The truth, happily, is much simpler. The major cause of our confusion is mixing up art with what art does. Art actually isn't any particular thing - it is the way things are made.
We talk, and correctly, about the art of cooking, the art of boat-building, flower-arranging and even the art of politics.
We say things were "done artfully" when we admire the skill with which something is done or achieved.
We talk about the "dark arts" - nowadays mainly when we talk about PR or political spin, and only sometimes about Harry Potter.
A great cake, flower arrangement, dashing yacht, piece of music or a painting is not art - they are works of art.
The clue is in the word "works". A claggy piece of half-cooked dough is not a cake; a yacht that swamps and sinks when it is launched is not going anywhere.

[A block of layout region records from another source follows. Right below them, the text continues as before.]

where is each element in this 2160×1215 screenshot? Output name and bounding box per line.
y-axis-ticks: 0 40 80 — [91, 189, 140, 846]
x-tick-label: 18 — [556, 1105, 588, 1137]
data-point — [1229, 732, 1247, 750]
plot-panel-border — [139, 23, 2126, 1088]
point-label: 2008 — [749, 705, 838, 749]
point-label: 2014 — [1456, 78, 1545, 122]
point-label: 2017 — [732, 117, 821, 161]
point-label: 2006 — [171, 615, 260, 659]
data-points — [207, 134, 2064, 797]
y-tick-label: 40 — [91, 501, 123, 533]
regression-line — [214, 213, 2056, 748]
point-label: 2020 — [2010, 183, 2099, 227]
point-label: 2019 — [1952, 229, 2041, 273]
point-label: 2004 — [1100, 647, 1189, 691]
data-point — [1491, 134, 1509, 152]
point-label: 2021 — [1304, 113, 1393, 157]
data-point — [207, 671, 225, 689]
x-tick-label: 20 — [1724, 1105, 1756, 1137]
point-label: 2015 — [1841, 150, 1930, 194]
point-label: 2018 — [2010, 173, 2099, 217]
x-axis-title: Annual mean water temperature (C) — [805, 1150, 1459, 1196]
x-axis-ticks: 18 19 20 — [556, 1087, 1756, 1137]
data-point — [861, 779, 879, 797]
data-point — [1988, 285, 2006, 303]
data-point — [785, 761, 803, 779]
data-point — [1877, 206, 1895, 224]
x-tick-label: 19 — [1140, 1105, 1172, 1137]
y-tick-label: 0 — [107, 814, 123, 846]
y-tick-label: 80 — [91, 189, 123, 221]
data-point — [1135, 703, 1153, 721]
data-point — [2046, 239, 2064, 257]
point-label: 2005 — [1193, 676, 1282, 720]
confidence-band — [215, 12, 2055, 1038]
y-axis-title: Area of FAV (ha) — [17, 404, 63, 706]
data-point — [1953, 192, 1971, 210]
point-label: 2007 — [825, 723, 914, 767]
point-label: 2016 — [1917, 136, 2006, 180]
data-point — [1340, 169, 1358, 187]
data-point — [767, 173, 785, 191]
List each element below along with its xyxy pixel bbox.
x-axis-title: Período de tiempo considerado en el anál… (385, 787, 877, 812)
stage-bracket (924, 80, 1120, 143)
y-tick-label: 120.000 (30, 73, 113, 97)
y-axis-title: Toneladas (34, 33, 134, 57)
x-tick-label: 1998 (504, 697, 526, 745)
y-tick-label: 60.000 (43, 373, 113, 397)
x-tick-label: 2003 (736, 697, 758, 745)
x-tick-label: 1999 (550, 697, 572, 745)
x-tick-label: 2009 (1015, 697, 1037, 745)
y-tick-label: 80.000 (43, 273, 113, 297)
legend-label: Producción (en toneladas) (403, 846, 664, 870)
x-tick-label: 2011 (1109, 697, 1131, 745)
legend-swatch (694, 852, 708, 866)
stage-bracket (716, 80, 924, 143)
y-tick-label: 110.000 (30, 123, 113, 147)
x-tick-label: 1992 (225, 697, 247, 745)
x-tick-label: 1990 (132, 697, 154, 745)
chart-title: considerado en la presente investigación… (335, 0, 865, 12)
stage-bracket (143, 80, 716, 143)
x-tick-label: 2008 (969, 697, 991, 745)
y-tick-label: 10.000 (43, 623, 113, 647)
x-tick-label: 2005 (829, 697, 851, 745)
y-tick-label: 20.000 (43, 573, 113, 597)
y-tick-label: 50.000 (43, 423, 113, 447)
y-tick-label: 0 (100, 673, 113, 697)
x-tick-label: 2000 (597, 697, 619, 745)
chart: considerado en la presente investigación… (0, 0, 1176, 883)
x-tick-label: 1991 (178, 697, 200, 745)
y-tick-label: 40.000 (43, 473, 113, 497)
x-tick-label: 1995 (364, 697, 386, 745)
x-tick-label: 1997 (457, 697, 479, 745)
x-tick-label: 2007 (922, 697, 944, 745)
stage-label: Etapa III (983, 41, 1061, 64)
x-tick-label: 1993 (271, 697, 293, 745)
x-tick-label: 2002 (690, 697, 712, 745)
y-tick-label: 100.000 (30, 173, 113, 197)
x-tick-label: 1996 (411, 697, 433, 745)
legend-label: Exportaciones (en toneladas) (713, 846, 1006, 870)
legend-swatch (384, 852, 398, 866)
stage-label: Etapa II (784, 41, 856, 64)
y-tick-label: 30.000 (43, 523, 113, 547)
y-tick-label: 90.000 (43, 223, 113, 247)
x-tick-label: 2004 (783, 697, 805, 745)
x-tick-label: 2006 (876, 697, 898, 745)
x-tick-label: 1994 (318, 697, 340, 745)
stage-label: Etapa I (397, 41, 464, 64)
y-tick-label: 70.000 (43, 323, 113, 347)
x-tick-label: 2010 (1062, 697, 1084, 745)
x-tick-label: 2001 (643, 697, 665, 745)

Both are failed products of the art their success would have represented.
Of course, we know what cakes and boats are about. What paintings, sculpture and symphonies are made for is a bit more complicated and impossible to explain in any other way than our personal experience of them - which is what they are for.
The painter, sculptor or composer, from their experience or an experience had on behalf of an entire culture, uses art to make an object which communicates that in a way beyond words.
There is a marvellous word in te reo for the moment when we feel the awe and wonder of a great object or a great song: "wehi".
Once we have had that unique experience, our lives will have been added to or changed in large ways or small.
Our experience of works of art is personal. We have them collectively - in a concert hall or theatre - but in the end it is us and the work.
An engagement between us and a work of art - and through that an engagement with the artist or the artist's culture - is how the work does its work.
If nothing happens, it might not always be our fault: the work of art might have had nothing to say or, at least, nothing to say to us.